"Conserving the Vitality of our Historic Places"

Lauren Weiss Bricker | Clarkson Chair in Planning

Tuna Canyon Detention Station, Los Angeles (Sunland-Tujunga), 1941-1945, photo from ca. 1960. Historic photos courtesy of Scott Family.

Tuna Canyon Detention Station, Los Angeles (Sunland-Tujunga), 1941-1945, photo from ca. 1960. Historic photos courtesy of Scott Family.

Join us for a public lecture with architectural historian Lauren Weiss Bricker, who comes to UB as our 2019 Clarkson Chair in Planning. Dr. Weiss Bricker is a widely regarded expert in historic preservation and a professor of architecture at California State Polytechnic University.

Wednesday, March 6, 2019
6 pm - 7:30 pm
Hayes 403

Watch the entire lecture on YouTube

"Conserving the Vitality of our Historic Places"

Historic preservation has defined itself as a field devoted to the protection of significant places against the misguided acts of humans or the impact of natural disasters. While these issues remain of paramount concern, those of us in the field realize that we, the preservationists may be responsible for some of the greatest losses of historic places owing to our own historical biases. Rather than bemoan what has occurred in the past, now and into the future, our great opportunity is to reassess the ways we interpret historic sites and develop strategies for maintaining the vitality of these places.

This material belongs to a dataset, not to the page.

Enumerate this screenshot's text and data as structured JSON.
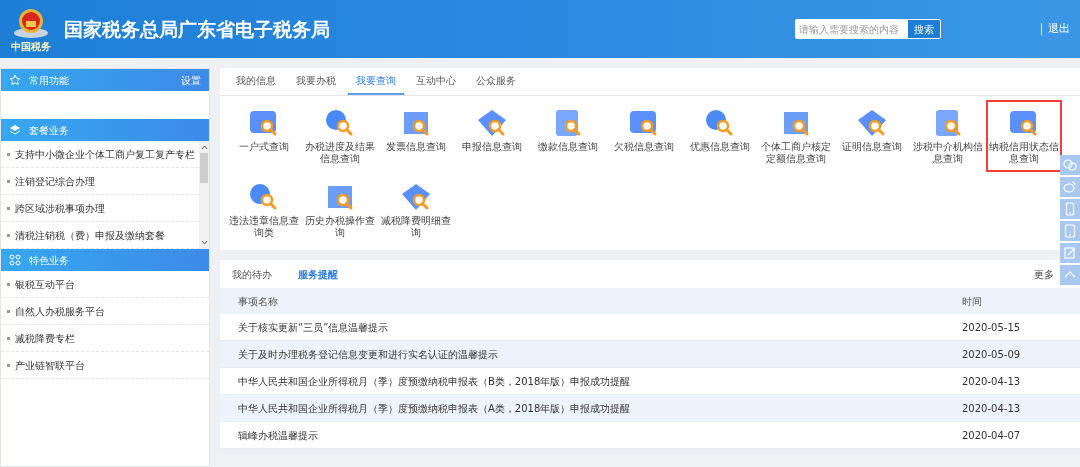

To this end, several directions will be explored in this presentation. These innovative ways to address the impact of climate change on historic sites, including making “hard choices” when we prioritize which sites to protect. There are ongoing efforts to democratize preservation so that it encompasses places significant to our entire population; these include a critical reassessment of criteria to evaluate the significance of a property that has evolved over time. Part of a widening view of historically significant sites is the recognition of intangible resources known through narrative and memory rather than material remains. Another dimension of the reevalution of what sites and work we preserve relates to works dating from the recent past– with the notion of “recent” extending into the 1970s-80s.

Ultimately, the revision of how and what we preserve will be in the hands of future preservationists with implications for preservation education. Bricker says her hope is that these ideas will engender a lively conversation with those in attendance.